By Jerome Thorel, 4 November 2003 16:30
NEWS The fourth European IT security conference opened in Amsterdam yesterday - with a damning indictment of CEOs who fail to understand the value and the costs of security.
While cyberterrorism and other fad-threats haven't turned out to be pose the risks which many experts had predicted, the number one source of tech threat remains inside a business itself - its staff and its internal processes, according to Arjen van Zanten of KPMG's risk management business.
He claimed there still exists a cultural barrier between IT departments and the board.
"The board of directors don't understand anything about security," he said.

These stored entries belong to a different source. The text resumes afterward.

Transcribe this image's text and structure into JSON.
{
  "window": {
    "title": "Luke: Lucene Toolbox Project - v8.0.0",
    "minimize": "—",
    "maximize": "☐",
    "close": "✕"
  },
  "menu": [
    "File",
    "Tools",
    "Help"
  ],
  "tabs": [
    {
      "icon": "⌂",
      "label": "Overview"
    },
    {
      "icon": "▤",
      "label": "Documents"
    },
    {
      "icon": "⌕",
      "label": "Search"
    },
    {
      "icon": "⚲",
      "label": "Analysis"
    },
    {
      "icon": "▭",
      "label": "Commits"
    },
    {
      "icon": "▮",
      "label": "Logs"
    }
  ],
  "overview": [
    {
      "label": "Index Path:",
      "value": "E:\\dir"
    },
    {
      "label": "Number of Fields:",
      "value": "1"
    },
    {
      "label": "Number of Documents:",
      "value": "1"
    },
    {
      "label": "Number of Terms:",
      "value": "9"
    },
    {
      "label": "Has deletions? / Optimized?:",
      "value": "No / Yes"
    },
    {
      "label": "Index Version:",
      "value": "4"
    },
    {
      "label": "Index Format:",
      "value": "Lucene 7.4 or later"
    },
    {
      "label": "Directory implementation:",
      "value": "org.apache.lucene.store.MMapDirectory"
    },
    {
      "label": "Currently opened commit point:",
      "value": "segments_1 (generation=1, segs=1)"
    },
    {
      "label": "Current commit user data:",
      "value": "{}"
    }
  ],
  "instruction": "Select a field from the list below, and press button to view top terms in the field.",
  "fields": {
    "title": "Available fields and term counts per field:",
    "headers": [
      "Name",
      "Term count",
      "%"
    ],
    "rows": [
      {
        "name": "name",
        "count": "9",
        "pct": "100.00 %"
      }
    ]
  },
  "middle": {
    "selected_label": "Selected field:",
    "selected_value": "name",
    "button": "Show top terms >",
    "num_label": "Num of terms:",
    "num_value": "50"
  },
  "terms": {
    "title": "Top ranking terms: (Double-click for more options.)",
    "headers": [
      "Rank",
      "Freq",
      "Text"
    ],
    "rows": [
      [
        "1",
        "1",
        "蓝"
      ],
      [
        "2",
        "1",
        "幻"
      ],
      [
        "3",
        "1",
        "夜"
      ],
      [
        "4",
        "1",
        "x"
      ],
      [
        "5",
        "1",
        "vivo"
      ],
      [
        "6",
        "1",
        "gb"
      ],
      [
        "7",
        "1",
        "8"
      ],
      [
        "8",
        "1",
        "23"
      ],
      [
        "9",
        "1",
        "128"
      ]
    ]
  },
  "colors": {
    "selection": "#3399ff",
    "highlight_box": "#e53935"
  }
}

Tom Scholtz, VP of research firm Meta Group, replied "but the heads of IT, and above all those in charge of security, aren't up to the job of reassuring them", in the course of a roundtable on the value of security.
Just a few years ago, IT security was considered a restriction on businesses. Like putting the brakes on a vehicle only has one result: it slows down how fast you can go. Today, luckily, it's considered as a sign of confidence and people realise that using the brakes actually helps you go to faster.
That rather convoluted metaphor comes courtesy of Art Coviello, CEO of RSA Security, speaking at the Amsterdam conference.
For RSA and other security vendors, the problem is to convince business bosses that knowing how to safely conduct business over the internet is about more than knowing how to guard against attacks or malware targeting their IT systems.
Jerome Thorel writes for ZDNet France
Comments
There is 1 comment. Join the discussion
1. anonymous
A major part of the problem is that CEOs believe that security must be customised to THEIR organisation. This includes loopholes to please a few. So they politicise security rather than protecting their asset base. Security becomes patronised - if you are in with the CEO and Board you can have security different from the masses. This was how the combitants won sieges in the Middle Ages. No problem then that this results in increased spam and totally inappropriate materials coming through the organisation. Often security breaches are blamed on IT when IT is a victim of organisational politics, user naivity and unwillingness to contibute relatively small funding to resolve the issue. Unfortunately most organisations have a security policy that does not permit discussion of the BIG ISSUEs but few policies on information governance.